By Kathleen McKevitt – Special to the Pahrump Valey Times
Since the wars in Iraq and Afghanistan, head and brain trauma stories have become more prevalent in the news. It’s not just a result of wars, it happens to everyday people as well.
Each year in the United States, there are an estimated 1.7 million sustained TBIs, which contribute to over a third of all injury-related deaths in this country.
Sadly, those sustaining most of those injuries are the very old and the very young, but in Scott Babb’s case, he was in his 50’s and a backseat passenger in a car being test-driven. Babb, who worked for a local dealership, was in a small truck, which was stopped and waiting to turn. The vehicle was slammed from behind by another car going over 60 miles an hour. That was Oct. 4, 2011.
Babb’s head hit glass and steel, his brain hit the back of his face and the result was a brain stem injury.
After a year and a half of recovery process Babb knows he won’t work again and is told he is at his maximum healing process, and not likely to get significantly better.
The injury means he now has a window of about two hours in which he can go out, drive, listen and pay attention, learn, speak and be moderately active. As those two hours ebb, he can feel a flurry of signals telling him it is time to get quiet and rest.
His memory blurs, the electric impulses of the brain seem to scramble, and a sense of exhaustion and inability to cope comes over him. He honors that window of time and schedules his life around it. Babb calls it his “two-hour battery life in which there is just no more room for information in my brain. Thank goodness for Smart phones. They give me an external hard drive!”
“Just that fast,” said Babb, about the accident that left him with brain trauma, “life changes forever.”
Often, depression is a major factor in the healing processes as the ability to do even simple things becomes impossible. To cover pain and depression, drugs become a source of help.
Many get hooked on the drugs they thought were their panacea — that gave them freedom from pain, and a sense of well-being. Then, they discover addiction is also a factor in their recovery.
The Centers for Disease Control and Prevention report recovery from pain-numbing drugs turn out to be just another enemy to fight in the process of learning to live productively and free of addiction.
“There is just so much grief over your lost self, the one that’s gone and won’t come back,” Babb said.

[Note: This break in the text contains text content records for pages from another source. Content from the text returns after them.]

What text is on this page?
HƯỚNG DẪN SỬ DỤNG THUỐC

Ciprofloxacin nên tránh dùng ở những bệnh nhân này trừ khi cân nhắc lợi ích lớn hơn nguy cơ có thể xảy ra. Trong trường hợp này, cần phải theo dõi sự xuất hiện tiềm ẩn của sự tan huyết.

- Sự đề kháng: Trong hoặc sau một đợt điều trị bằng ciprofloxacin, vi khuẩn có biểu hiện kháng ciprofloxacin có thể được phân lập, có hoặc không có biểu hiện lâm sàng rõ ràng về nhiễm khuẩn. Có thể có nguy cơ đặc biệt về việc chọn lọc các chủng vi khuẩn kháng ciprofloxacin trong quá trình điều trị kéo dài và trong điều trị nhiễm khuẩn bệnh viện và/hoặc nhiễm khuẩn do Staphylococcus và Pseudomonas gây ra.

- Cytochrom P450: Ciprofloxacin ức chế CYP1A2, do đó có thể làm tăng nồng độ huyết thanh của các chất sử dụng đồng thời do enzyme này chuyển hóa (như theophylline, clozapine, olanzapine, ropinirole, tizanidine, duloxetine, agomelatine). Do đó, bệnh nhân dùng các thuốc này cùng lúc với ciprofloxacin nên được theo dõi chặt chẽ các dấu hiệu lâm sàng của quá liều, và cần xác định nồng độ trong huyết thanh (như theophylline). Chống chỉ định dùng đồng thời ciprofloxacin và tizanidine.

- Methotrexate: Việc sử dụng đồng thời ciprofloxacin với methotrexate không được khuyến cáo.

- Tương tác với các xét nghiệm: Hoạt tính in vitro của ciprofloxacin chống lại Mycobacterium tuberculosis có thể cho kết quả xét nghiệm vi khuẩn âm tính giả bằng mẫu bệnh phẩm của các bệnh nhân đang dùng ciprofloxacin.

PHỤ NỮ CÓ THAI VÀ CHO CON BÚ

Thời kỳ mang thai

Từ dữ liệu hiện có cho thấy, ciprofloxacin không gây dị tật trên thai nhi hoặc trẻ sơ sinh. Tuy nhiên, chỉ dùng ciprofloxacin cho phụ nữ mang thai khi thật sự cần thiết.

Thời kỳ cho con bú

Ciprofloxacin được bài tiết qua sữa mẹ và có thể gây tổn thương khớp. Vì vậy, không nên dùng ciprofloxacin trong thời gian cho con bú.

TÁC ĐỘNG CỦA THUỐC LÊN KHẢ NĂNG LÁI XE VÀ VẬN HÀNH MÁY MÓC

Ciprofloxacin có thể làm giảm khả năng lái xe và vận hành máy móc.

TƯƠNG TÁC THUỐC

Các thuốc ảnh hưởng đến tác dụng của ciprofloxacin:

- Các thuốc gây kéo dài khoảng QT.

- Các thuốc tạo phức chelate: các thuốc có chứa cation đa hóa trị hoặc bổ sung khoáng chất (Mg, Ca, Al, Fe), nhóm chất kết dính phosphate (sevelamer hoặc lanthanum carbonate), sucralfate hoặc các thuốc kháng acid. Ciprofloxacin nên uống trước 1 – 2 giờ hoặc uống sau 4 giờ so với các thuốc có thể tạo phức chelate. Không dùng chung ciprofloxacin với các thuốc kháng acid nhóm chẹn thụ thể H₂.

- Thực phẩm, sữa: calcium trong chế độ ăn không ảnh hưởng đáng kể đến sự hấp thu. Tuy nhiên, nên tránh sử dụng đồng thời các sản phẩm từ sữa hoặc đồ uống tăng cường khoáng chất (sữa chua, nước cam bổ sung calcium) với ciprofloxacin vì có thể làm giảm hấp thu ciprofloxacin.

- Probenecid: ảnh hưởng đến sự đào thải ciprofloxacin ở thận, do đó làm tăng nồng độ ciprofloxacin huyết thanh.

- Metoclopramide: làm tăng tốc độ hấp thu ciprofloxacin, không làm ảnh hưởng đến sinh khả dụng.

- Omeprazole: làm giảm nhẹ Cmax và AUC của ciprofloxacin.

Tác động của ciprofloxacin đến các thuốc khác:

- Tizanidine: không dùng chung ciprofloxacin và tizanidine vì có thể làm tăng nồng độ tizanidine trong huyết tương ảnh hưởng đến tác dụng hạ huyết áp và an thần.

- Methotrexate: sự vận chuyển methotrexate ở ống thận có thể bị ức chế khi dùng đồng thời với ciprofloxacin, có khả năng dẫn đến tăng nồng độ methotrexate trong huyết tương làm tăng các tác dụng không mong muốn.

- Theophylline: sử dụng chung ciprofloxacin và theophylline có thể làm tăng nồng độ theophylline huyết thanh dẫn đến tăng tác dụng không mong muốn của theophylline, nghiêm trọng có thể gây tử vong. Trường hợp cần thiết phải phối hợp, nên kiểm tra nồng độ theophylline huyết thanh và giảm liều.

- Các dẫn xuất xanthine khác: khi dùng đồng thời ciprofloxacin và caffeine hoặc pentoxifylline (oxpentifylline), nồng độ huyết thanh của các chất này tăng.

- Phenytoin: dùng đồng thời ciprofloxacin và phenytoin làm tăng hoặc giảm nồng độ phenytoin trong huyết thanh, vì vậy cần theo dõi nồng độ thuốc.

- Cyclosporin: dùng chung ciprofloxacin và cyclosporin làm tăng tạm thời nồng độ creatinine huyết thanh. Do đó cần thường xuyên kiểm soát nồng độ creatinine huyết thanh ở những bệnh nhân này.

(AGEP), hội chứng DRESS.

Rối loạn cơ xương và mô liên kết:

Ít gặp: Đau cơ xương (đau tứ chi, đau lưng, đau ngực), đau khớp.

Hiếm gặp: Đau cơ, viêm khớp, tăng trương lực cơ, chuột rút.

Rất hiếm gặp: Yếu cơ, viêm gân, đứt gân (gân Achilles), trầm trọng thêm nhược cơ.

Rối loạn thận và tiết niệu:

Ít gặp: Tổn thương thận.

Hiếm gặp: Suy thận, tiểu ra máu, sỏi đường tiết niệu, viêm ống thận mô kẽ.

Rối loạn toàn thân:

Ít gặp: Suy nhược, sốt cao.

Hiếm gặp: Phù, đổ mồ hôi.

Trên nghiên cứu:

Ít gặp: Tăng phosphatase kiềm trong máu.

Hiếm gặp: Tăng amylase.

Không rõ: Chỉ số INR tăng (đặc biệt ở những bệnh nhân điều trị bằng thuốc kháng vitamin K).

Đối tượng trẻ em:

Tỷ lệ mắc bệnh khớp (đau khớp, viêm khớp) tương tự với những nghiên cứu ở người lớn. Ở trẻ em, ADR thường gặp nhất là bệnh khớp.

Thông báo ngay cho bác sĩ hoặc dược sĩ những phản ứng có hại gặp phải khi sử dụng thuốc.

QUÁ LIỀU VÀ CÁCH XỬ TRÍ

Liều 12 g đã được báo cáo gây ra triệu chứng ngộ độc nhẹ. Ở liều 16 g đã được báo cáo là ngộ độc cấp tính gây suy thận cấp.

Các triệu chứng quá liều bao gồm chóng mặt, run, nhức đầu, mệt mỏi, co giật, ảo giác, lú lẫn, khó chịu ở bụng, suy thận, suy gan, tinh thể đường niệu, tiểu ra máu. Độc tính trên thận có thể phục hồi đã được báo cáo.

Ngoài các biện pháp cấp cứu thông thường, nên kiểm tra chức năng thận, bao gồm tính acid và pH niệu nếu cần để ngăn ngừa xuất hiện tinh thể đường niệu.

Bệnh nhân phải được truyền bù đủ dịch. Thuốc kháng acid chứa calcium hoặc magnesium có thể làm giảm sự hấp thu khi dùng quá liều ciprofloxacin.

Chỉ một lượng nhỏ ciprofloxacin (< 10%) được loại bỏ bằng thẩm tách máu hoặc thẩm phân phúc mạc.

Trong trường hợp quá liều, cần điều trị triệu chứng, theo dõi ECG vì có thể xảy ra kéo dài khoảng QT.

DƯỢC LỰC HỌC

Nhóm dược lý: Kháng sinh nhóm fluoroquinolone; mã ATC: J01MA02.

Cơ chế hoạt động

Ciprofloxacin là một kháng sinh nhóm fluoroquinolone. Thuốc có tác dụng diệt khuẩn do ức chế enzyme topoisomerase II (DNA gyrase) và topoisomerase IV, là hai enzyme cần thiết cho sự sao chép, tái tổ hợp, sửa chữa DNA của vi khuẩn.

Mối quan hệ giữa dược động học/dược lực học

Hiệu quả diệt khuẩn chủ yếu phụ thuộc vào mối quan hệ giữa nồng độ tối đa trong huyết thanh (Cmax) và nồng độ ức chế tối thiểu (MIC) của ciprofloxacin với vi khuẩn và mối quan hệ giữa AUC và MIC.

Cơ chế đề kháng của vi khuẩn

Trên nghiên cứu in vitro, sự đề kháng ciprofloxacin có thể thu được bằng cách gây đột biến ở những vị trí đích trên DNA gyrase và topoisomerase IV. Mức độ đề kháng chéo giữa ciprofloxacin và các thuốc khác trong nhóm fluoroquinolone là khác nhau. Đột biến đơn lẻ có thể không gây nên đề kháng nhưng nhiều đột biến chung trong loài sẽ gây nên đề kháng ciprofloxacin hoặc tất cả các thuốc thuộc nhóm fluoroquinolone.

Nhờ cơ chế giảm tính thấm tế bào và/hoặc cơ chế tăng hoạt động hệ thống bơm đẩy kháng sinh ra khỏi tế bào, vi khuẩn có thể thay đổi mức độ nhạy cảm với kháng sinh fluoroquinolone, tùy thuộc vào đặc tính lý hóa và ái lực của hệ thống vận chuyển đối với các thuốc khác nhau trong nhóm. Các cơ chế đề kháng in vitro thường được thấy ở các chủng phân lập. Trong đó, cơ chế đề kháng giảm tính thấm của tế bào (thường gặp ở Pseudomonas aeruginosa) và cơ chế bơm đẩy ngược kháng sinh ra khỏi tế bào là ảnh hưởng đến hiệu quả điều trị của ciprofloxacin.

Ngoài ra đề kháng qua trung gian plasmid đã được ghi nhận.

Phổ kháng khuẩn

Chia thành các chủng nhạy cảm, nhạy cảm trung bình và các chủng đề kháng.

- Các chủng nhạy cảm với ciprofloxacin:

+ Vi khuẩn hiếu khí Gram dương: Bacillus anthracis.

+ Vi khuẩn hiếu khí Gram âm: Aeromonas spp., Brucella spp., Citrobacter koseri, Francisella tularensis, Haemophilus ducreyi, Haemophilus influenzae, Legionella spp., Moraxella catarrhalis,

He turned to the Nevada Community Enrichment Program (NCEP) and since graduating from their program has become a volunteer.
There, he learned how to cope through neuropsychological counseling, life skills training, exercise therapy, physical and speech therapies and much more. Each individual has a program tailored to their unique needs.
NCEP literature reports that “Through special legislative allocations … NCEP is able to provide full residential and/or day treatment services to brain injury survivors with third-party payor support (at highly competitive rates) to those with Nevada Medicaid or to those who have more limited financial resources.”
Babb has taken the initiative to start a local support group for those who share his experience.
Pahrump Traumatic Brain Injury support group will meet once a month. He tells those interested in being part of the group there is no fee, and people with any kind of brain injury are welcome.
“Whether your trauma is from a stroke, a car wreck, a fall or a war, you’re welcome.” “But there’s no drugs, no caffeine, no alcohol, no guns and no fee; just people supporting and learning — and healing.” The support group is also open to family and friends of anyone dealing with a TBI diagnosis.
More information can be found on Babb’s Facebook page TBI Pahrump.
March is Brain Trauma Awareness month in the U.S. and Babb said, “What better time?” There will be announcements prior to the first meeting but it will take place at Wulfys in Pahrump on March 13, at 6 p.m.